Le Victoria était aux deux tiers gonflé.

« Mes amis ! accrochons-nous au filet, comme nous l’avons fait déjà.

— C’est fait », répondit le chasseur.

Au bout de dix minutes, quelques secousses du ballon indiquèrent sa tendance à s’enlever. Les Talibas approchaient ; ils étaient à peine à cinq cents pas.

« Tenez-vous bien ! s’écria Fergusson.

— N’ayez pas peur, mon maître ! n’ayez pas peur ! »

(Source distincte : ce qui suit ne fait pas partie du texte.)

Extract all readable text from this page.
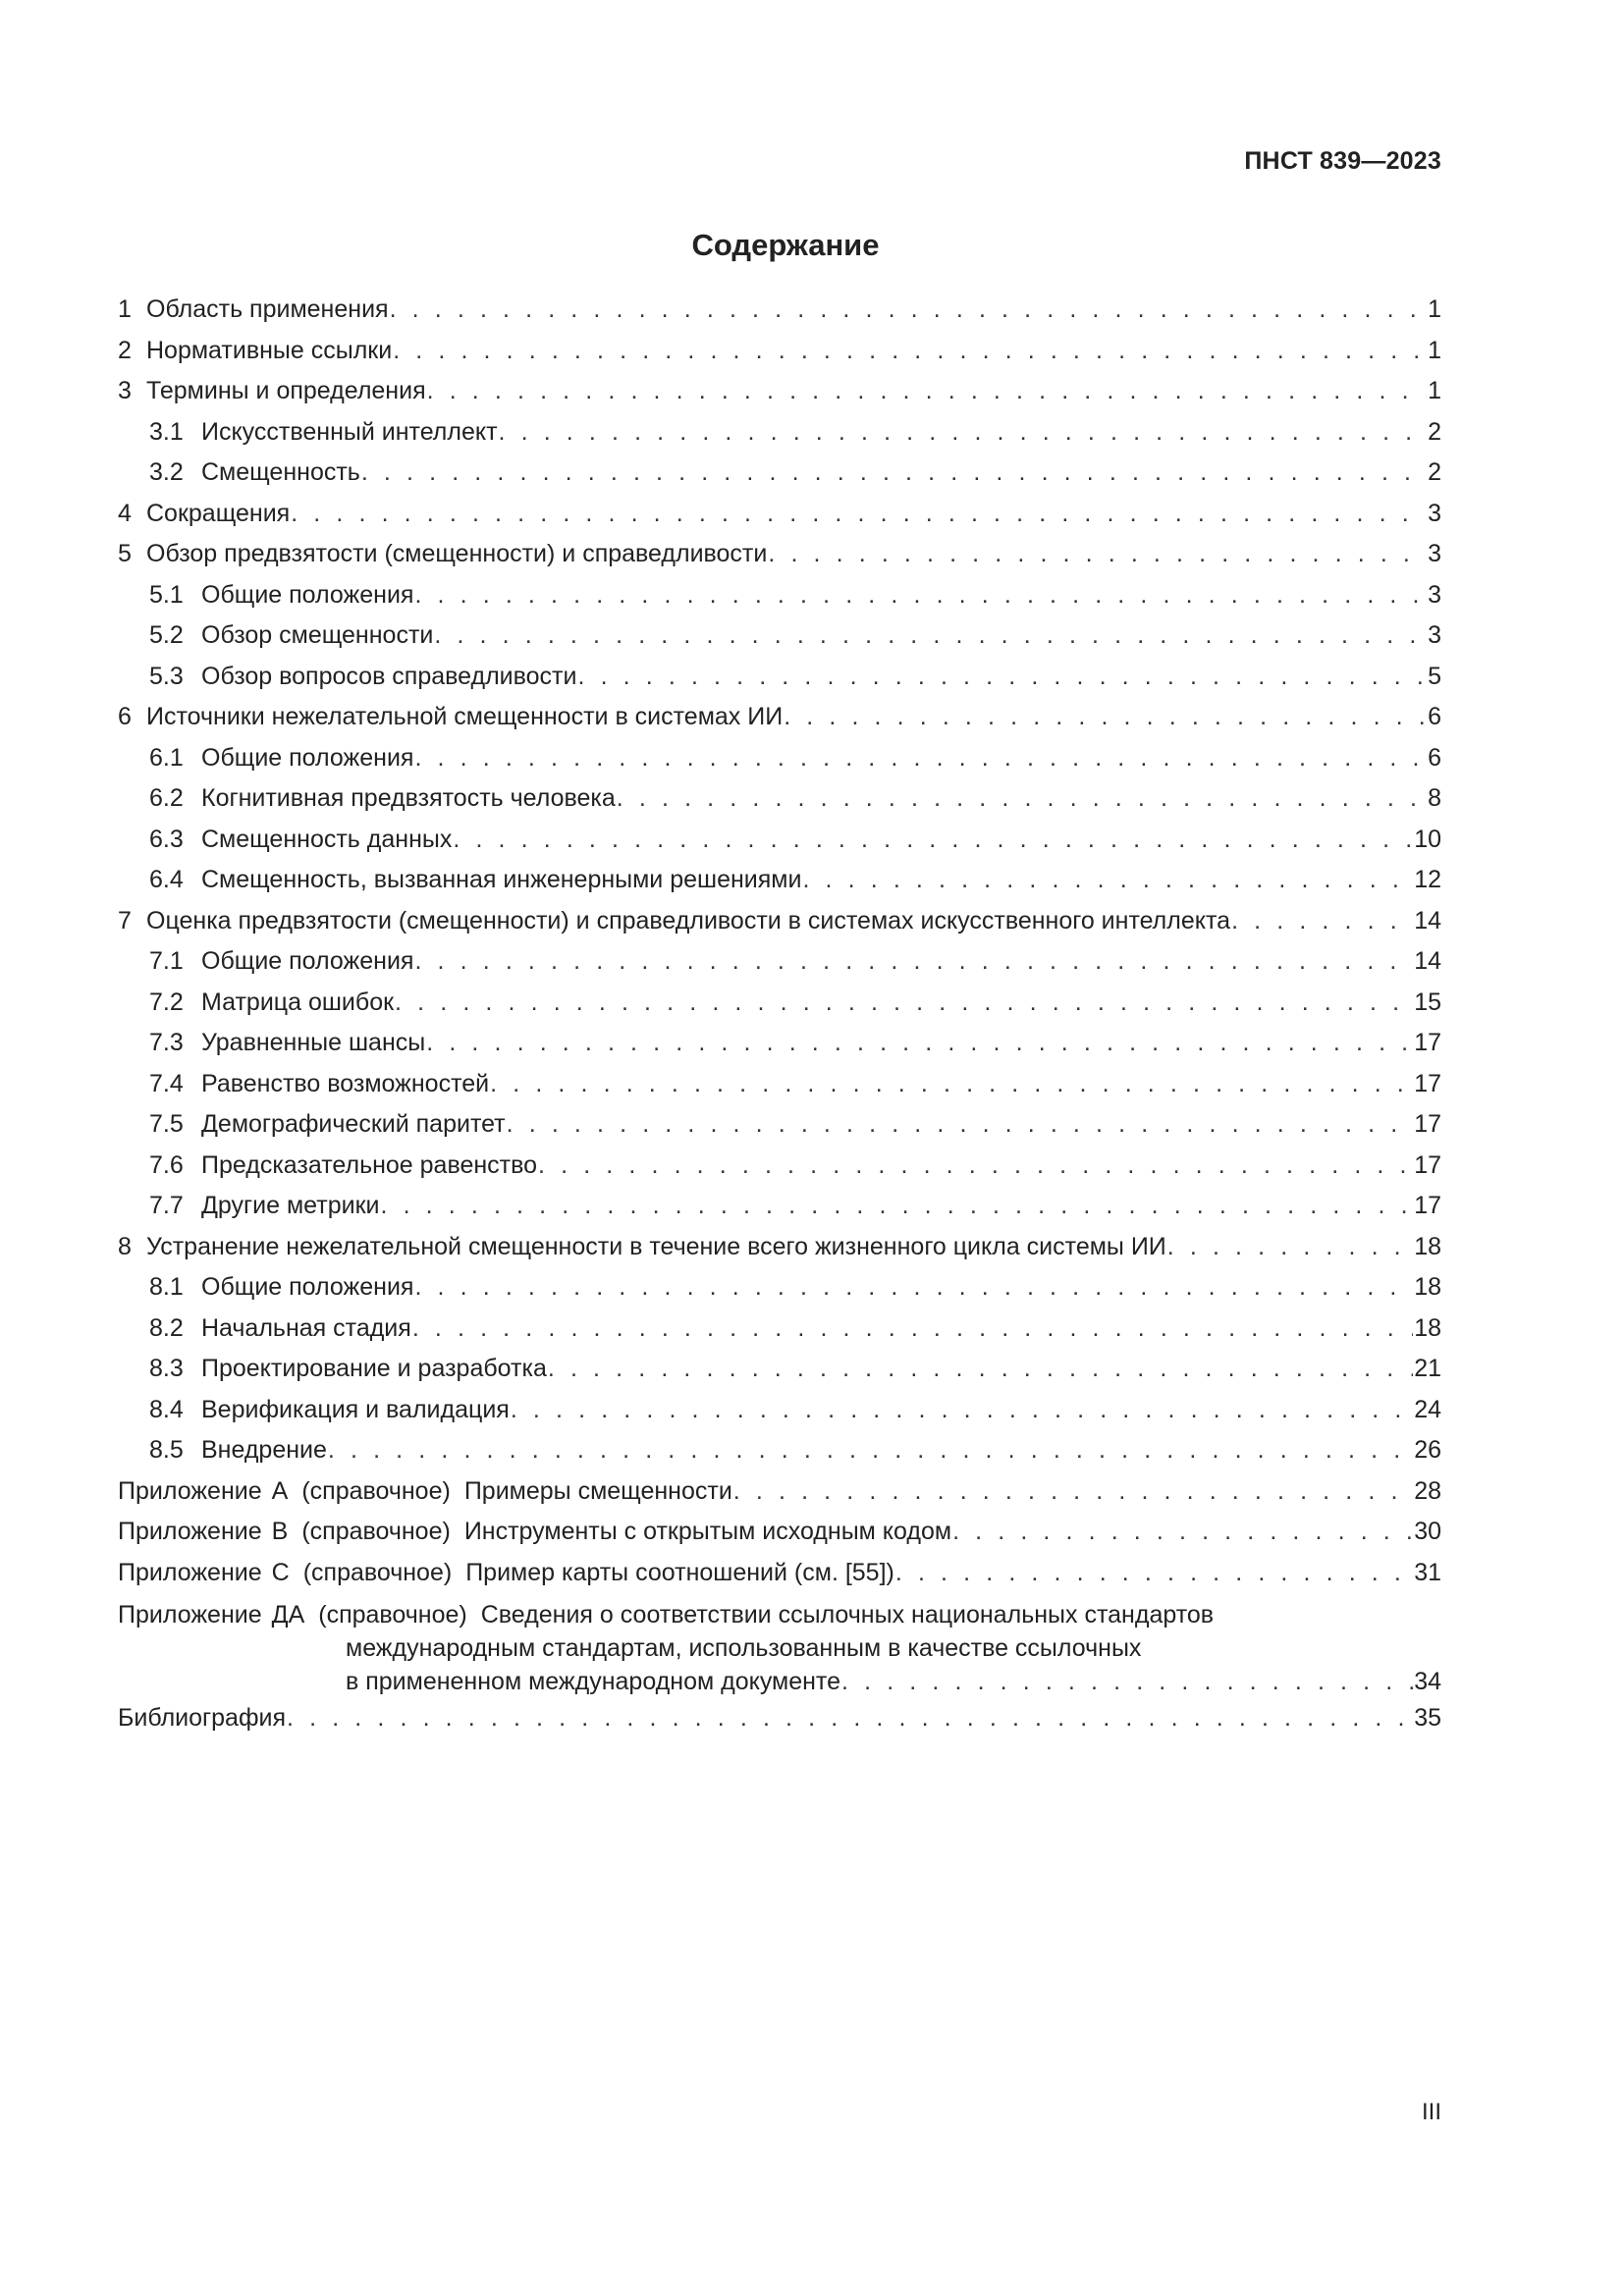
ПНСТ 839—2023
Содержание
1 Область применения . . .	1
2 Нормативные ссылки . . .	1
3 Термины и определения . . .	1
3.1 Искусственный интеллект . . .	2
3.2 Смещенность . . .	2
4 Сокращения . . .	3
5 Обзор предвзятости (смещенности) и справедливости . . .	3
5.1 Общие положения . . .	3
5.2 Обзор смещенности . . .	3
5.3 Обзор вопросов справедливости . . .	5
6 Источники нежелательной смещенности в системах ИИ . . .	6
6.1 Общие положения . . .	6
6.2 Когнитивная предвзятость человека . . .	8
6.3 Смещенность данных . . .	10
6.4 Смещенность, вызванная инженерными решениями . . .	12
7 Оценка предвзятости (смещенности) и справедливости в системах искусственного интеллекта . . .	14
7.1 Общие положения . . .	14
7.2 Матрица ошибок . . .	15
7.3 Уравненные шансы . . .	17
7.4 Равенство возможностей . . .	17
7.5 Демографический паритет . . .	17
7.6 Предсказательное равенство . . .	17
7.7 Другие метрики . . .	17
8 Устранение нежелательной смещенности в течение всего жизненного цикла системы ИИ . . .	18
8.1 Общие положения . . .	18
8.2 Начальная стадия . . .	18
8.3 Проектирование и разработка . . .	21
8.4 Верификация и валидация . . .	24
8.5 Внедрение . . .	26
Приложение А (справочное) Примеры смещенности . . .	28
Приложение В (справочное) Инструменты с открытым исходным кодом . . .	30
Приложение С (справочное) Пример карты соотношений (см. [55]) . . .	31
Приложение ДА (справочное) Сведения о соответствии ссылочных национальных стандартов
международным стандартам, использованным в качестве ссылочных
в примененном международном документе . . .	34
Библиография . . .	35
III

Et du pied le docteur poussa dans le foyer une nouvelle quantité d’herbe.

Le ballon, entièrement dilaté par l’accroissement de température, s’envola en frôlant les branches du baobab.

« En route ! » cria Joe.

Une décharge de mousquets lui répondit ; une balle même lui laboura l’épaule ; mais Kennedy, se penchant et déchargeant sa carabine d’une main, jeta un ennemi de plus à terre.

Des cris de rage impossibles à rendre accueillirent l’enlèvement de l’aérostat, qui monta à plus de huit cents pieds. Un vent rapide le saisit, et il décrivit d’inquiétantes oscillations, pendant que l’intrépide docteur et ses compagnons contemplaient le gouffre des cataractes ouvert sous leurs yeux.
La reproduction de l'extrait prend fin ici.